The idea is quite straightforward but the details are a little bit cumbersome.I'll just show the sketch of my solution.If $Q(x)$ is not in the form of $cP(x)^2$,where $c\in\mathbb{N^*}$ and $P\in\mathbb{Z}[x]$,we could find a sufficiently large prime number $p$ satisfied that $p\nmid (a+1)^{Q(1)}-a^{Q(1)}$ and $p\mid Q_{1}(n_{p}+1)$,but $p\nmid Q'_{1}(n_{p}+1)$ for some $n_p\in\mathbb{N^*}$,where $Q_{1}(x)$ is the squarefree part of $Q(x)$ which has degree $d\geq 1$.Then there exist $\alpha\in\mathbb{N^*}$ and $p^{2\alpha}\Vert Q_{1}(n_{p}+1)$.By Hensel Lemma and CRT we could find $n\equiv n_p\mod p^{2\alpha}$ and $n\equiv 1\mod p-1$ satisfied that $p^{2\alpha+1}\Vert Q_{1}(n+1)$ and $p\nmid (a+1)^{Q(n)}-a^{Q(n)}$,which gives a contradition.If $Q(x)=cP(x)^2$,then $c((a+1)^{Q(n)}-a^{Q(n)})$ is also a perfect square.Choose prime $q$ sufficiently large so that $\gcd (c,(a+1)^q-a^q)=1$ and $q\mid Q(m)$ for some $m\in\mathbb{N^*}$.Since $(a+1)^q-a^q$ isn't a perfect square,we could choose a prime factor $p$ satisfied that $p^{2\alpha-1}\Vert (a+1)^q-a^q$ for some $\alpha\in\mathbb{N^*}$.It's well-known that $q\mid p-1$ so $p$ is sufficiently large,hence there exist $s\in\mathbb{N^*}$ and $p\nmid Q(s)$.By CRT we could choose $n\equiv m\mod p-1$ and $n\equiv s\mod p$,so that $q\mid Q(n)$ and by LTE Lemma,$p^{2\alpha-1}\Vert (a+1)^{Q(n)}-a^{Q(n)}$,a contradiction.And the problem is done.

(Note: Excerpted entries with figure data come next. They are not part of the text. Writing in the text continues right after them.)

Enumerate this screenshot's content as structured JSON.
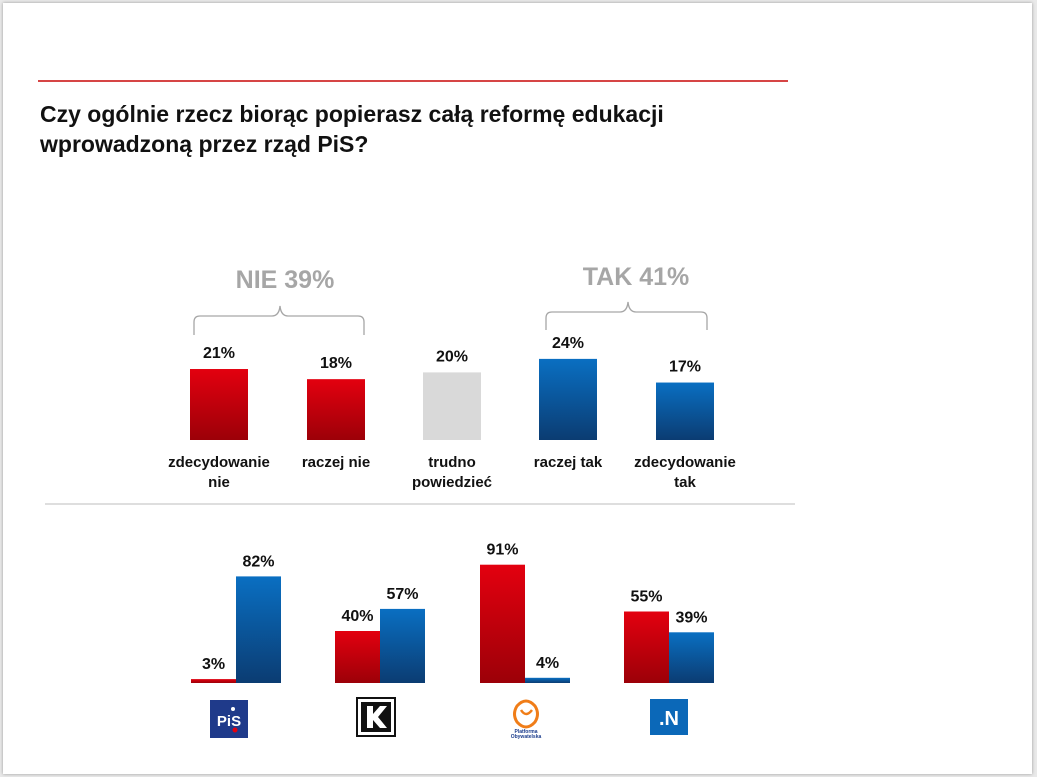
{
  "title": "Czy ogólnie rzecz biorąc popierasz całą reformę edukacji wprowadzoną przez rząd PiS?",
  "colors": {
    "red": "#e3000f",
    "red_dark": "#9c0008",
    "blue": "#0a6fc2",
    "blue_dark": "#0b3c72",
    "gray": "#d9d9d9",
    "rule": "#d64545"
  },
  "groups": [
    {
      "label": "NIE 39%"
    },
    {
      "label": "TAK 41%"
    }
  ],
  "chart_data": [
    {
      "type": "bar",
      "categories": [
        "zdecydowanie\nnie",
        "raczej nie",
        "trudno\npowiedzieć",
        "raczej tak",
        "zdecydowanie\ntak"
      ],
      "values": [
        21,
        18,
        20,
        24,
        17
      ],
      "value_labels": [
        "21%",
        "18%",
        "20%",
        "24%",
        "17%"
      ],
      "colors": [
        "red",
        "red",
        "gray",
        "blue",
        "blue"
      ],
      "ylim": [
        0,
        100
      ]
    },
    {
      "type": "bar",
      "categories": [
        "PiS",
        "Kukiz'15",
        "Platforma Obywatelska",
        "Nowoczesna"
      ],
      "series": [
        {
          "values": [
            3,
            40,
            91,
            55
          ],
          "value_labels": [
            "3%",
            "40%",
            "91%",
            "55%"
          ],
          "color": "red"
        },
        {
          "values": [
            82,
            57,
            4,
            39
          ],
          "value_labels": [
            "82%",
            "57%",
            "4%",
            "39%"
          ],
          "color": "blue"
        }
      ],
      "ylim": [
        0,
        100
      ]
    }
  ],
  "logos": [
    {
      "party": "PiS",
      "icon": "pis-logo",
      "text": "PiS"
    },
    {
      "party": "Kukiz'15",
      "icon": "kukiz-logo",
      "text": "K"
    },
    {
      "party": "Platforma Obywatelska",
      "icon": "po-logo",
      "text": "Platforma Obywatelska"
    },
    {
      "party": "Nowoczesna",
      "icon": "nowoczesna-logo",
      "text": ".N"
    }
  ]
}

Solved with erkosfobiladol. \[Q(n+1)((a+1)^{Q(n)}-a^{Q(n)})\in \mathbb{Z}^2\]Claim: There are finitely many primes $p$ such that there exists $v_p(Q(l))\equiv 1(mod \ 2)$. Proof: We will show that $v_p(Q(l))\equiv 1(mod \ 2)$ implies $p|(a+1)^{Q(1)}-a^{Q(1)}$. Suppose that $p\not | (a+1)^{Q(1)}-a^{Q(1)}$ and $p^{2m+1}||Q(n+1)$. We see that $v_p(Q(n+p^{2m+2}k+1))=2m+1$ hence $p|(a+1)^{Q(n+p^{2m+2}k+1)}-a^{Q(n+p^{2m+2}k+1}$ or $p|(a+1)^{Q(n+k+1)}-a^{Q(n+k+1)}$. Pick $k\equiv -n(mod \ p-1)$ in order to get a contradiction.$\square$ Claim: $Q(x)=cR(x)^2$ for some $R\in \mathbb{Z}[X]$ and a squarefree constant $c$. Proof: Let $Q(x)=cA_1(x)^{t_1}\dots A_n(x)^{t_n}$ where $A_i'$s are irreducible over integers. By Bezout, let $U_{i,j}A_i+V_{i,j}A_j=C_{i,j}$ and $C=lcm(C_{i,j})$. Pick a prime $p|A_i(x)$ and $p\not | C$ which exists by Schur. Since $(A_i(x),A_i'(x))=1$, by "extended" Hensel (we utilise $A_i$ is irreducible), we can choose $v_p(A_i(x))\equiv 1(mod \ 2)$ and this yields $t_i$ is even. Applying this process for each $i$ gives the result.$\square$ \[c((a+1)^{cR(n)^2}-a^{cR(n)^2})\in \mathbb{Z}^2\]Suppose that $deg \ R\geq 1$. Notice that $(a+1)^{R(n)^2}-a^{R(n)^2}\equiv-1(mod \ 4)$ thus, it cannot be a perfect square. Let $v_p((a+1)^{R(n)^2}-a^{R(n)^2})$ be odd. By LTE, we observe the following equations, \[v_p(c((a+1)^{cR(n)^2}-a^{cR(n)^2}))=v_p(c)+v_p((a+1)^{cR(n)^2}-a^{cR(n)^2})=2v_p(c)+v_p((a+1)^{R(n)^2}-a^{R(n)^2})\]However, $2v_p(c)+v_p((a+1)^{R(n)^2}-a^{R(n)^2})$ is odd which gives a contradiction as desired.$\blacksquare$